Les instances onusiennes, pour l’heure, en ont décidé ainsi : face à la situation alarmante au Nord du Mali, l’organisation multilatérale se dit prête à prendre des sanctions, mais pas de mandat pour une force d’intervention. Nos compatriotes, quant à eux, se laissent de plus en plus convaincre que la clé de l’intervention militaire pour « libérer le Nord du territoire » n’est pas encore entre leurs mains. Il nous reste à contempler ce fossé avant de se décider à agir sérieusement en démentant l’évaluation négative portée sur nos capacités.
L’ONU tient un discours triangulaire. Or pour le Mali, de bons appuis, c’est la garantie d’un jeu solide et régulier. Le voyage annoncé du Premier ministre pour New- York tiendra-t-il toutes ses promesses ? Disons le tout net : des sanctions sans intervention, c’est un baiser Lamourette. Tout nous porte à dire que l’ONU nous aide pour la photo de famille. Ils vont à l’ONU jusqu’à refuser cette sorte de concubinage avec la CEDEAO dans cette affaire du Nord du Mali. Devant la menace sourde et permanente d’une « terreur portée chez eux » dans ces pays qui se diraient prêts à nous porter assistance.
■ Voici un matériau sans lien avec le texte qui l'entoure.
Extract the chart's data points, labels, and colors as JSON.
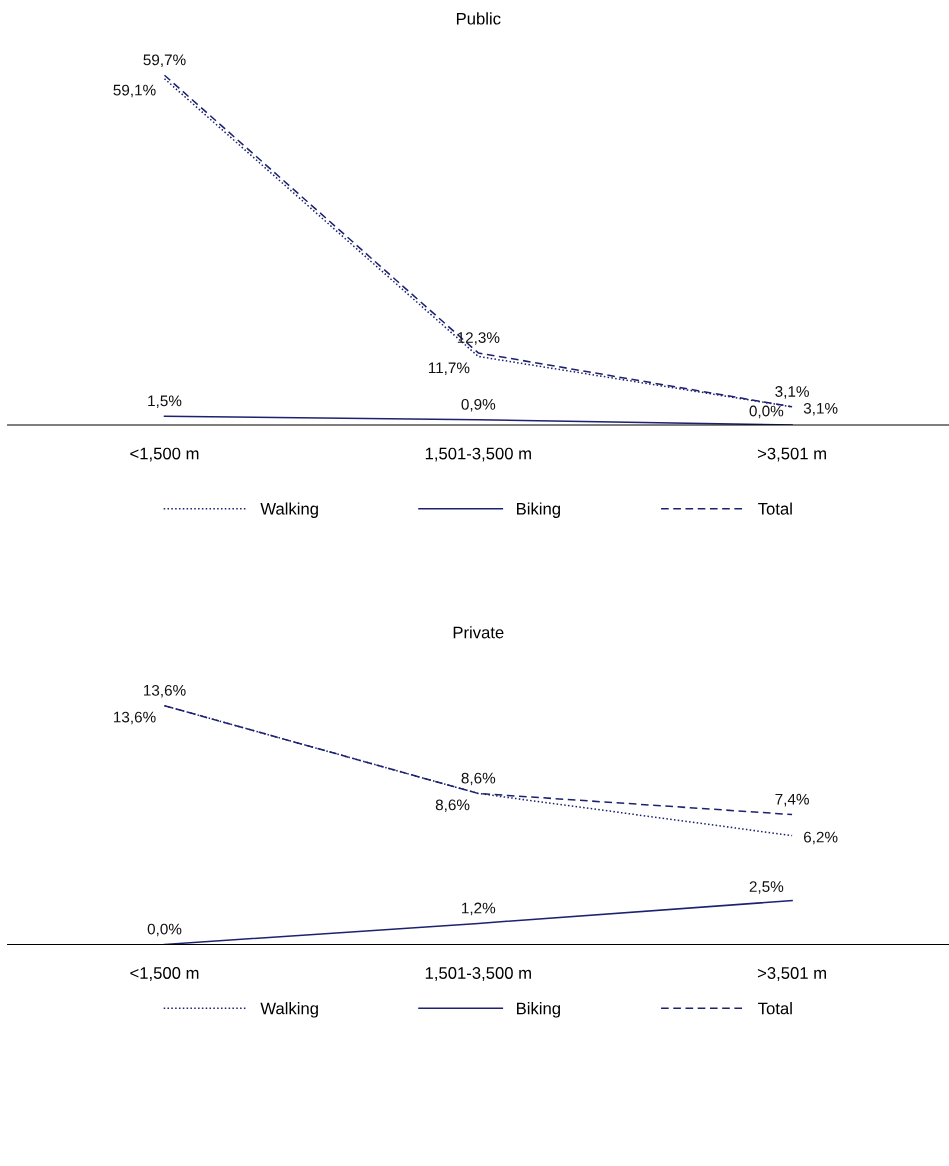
{
  "chart_data": [
    {
      "type": "line",
      "title": "Public",
      "categories": [
        "<1,500 m",
        "1,501-3,500 m",
        ">3,501 m"
      ],
      "tick_labels": "x",
      "legend": "bottom",
      "grid": false,
      "series": [
        {
          "name": "Walking",
          "color": "#1c2270",
          "line_style": "dotted",
          "values": [
            59.1,
            11.7,
            3.1
          ],
          "value_labels": [
            "59,1%",
            "11,7%",
            "3,1%"
          ]
        },
        {
          "name": "Biking",
          "color": "#1c2270",
          "line_style": "solid",
          "values": [
            1.5,
            0.9,
            0.0
          ],
          "value_labels": [
            "1,5%",
            "0,9%",
            "0,0%"
          ]
        },
        {
          "name": "Total",
          "color": "#1c2270",
          "line_style": "dashed",
          "values": [
            59.7,
            12.3,
            3.1
          ],
          "value_labels": [
            "59,7%",
            "12,3%",
            "3,1%"
          ]
        }
      ]
    },
    {
      "type": "line",
      "title": "Private",
      "categories": [
        "<1,500 m",
        "1,501-3,500 m",
        ">3,501 m"
      ],
      "tick_labels": "x",
      "legend": "bottom",
      "grid": false,
      "series": [
        {
          "name": "Walking",
          "color": "#1c2270",
          "line_style": "dotted",
          "values": [
            13.6,
            8.6,
            6.2
          ],
          "value_labels": [
            "13,6%",
            "8,6%",
            "6,2%"
          ]
        },
        {
          "name": "Biking",
          "color": "#1c2270",
          "line_style": "solid",
          "values": [
            0.0,
            1.2,
            2.5
          ],
          "value_labels": [
            "0,0%",
            "1,2%",
            "2,5%"
          ]
        },
        {
          "name": "Total",
          "color": "#1c2270",
          "line_style": "dashed",
          "values": [
            13.6,
            8.6,
            7.4
          ],
          "value_labels": [
            "13,6%",
            "8,6%",
            "7,4%"
          ]
        }
      ]
    }
  ]
}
Les islamistes, quant à eux, pourront continuer à dormir encore un temps dans le canapé d’un salon sahélien car l’ONU a l’air et la chanson.
Les jeunes ne s’en souviendront peut-être pas : c’est qu’au début de nos indépendances, à Bamako, un air populaire était fredonné ici à la suite de la composition d’un de nos meilleurs chansonniers d’alors. Le Congo-Léopoldville venait de perdre le grand homme, Patrice Lumumba, assassiné dans les conditions que l’on sait. Cette chanson dénonçait « l’honneur des gens de l’ONU, avec la complicité desquels la poudre de fusil fournie au lièvre avait pu tuer le grand éléphant… ». Cette chanson nous revient- elle en mémoire ? L’impression du jour : il semble qu’au moment où les Maliens font de la marche avant, les instances onusiennes sont dans la marche arrière. Et notre pays n’est pas encore sorti du pot au noir, nous voulons dire de cette sorte de dépression, nos querelles intestines au Sud s’enroulant en un nœud coulant autour de nos perspectives au Nord. Tout se passe donc comme si ces dernières semaines, on n’avait pas encore fait le constat de l’abandon « d’un Mali d’à côté… ». Qui miserait donc sur un vieux cheval de retour ? Les Maliens, bien sûr.
Naïveté et méthode Coué ne résolvent rien
Va-t-on rester longtemps encore « scotché » aux décisions onusiennes ? Qu’on ne pourra rien y faire ! L’avis n’est pas partagé si les Maliens sont à même d’ouvrir un œil ou de tendre une oreille. Nos anicroches avec l’ONU nous en font prendre pour notre grade. Voilà qu’on va jusqu’à dire qu’il existerait une sorte de « Mali bashing », comme le disent les Anglais, c’est-à-dire un dénigrement systématique sur nos capacités militaires de riposte dans les couloirs onusiens. La Maison Blanche, qui n’est pas loin de ce Palais de verre, laisse filer la rumeur et pointe son index « avertisseur » en direction et du Mali ; et de la CEDEAO. Mieux, assure-t-on, sans un Sud apaisé, avec un pouvoir conséquent non habillé de treillis, on douterait que le Mali puisse se hisser à ce niveau requis. Que nous apprend- on enfin pour ce qui est de l’utilisation d’une force d’intervention tout de suite ? Ceci, à savoir : « On vous avait prévenu, cela ne pouvait que déraper… ». Disons que si on avait pu se défendre tout seul dans cette affaire, on ne nous aurait rien demandé. Pourvu que ne vienne pas à s’installer cette idée qu’entre nos partenaires extérieurs et nous, nous faisons deux chemins opposés.
Le problème est que les décisions onusiennes conditionnent désormais notre quotidien et vont formater le comportement de nos négociateurs et autres diplomates. Pourquoi coopère-t-on ? Voilà une de ces questions de l’intergouvernementalité de nos relations multilatérales. Peut- on dire que les acteurs, de part et d’autre, sont soucieux de pédagogie dans la résolution de cette crise au Nord ? Quand on voit que les jeux des premiers l’emporteraient sur les règles. Les Etats sont souvent mal à l’aise avec l’ONU qui ronge leur puissance. Aujourd’hui, au Mali, on ne peut pas relayer toutes les colères et celles de nos populations du Nord qui sont de moins en moins représentées. Il y a de la résignation rageuse dans l’air. Le tango est une danse au corps à corps à nulle autre pareille. Celui qui mène la danse doit pouvoir faire attention au « mortel coup de pied » que sa partenaire peut faire semblant de lui donner.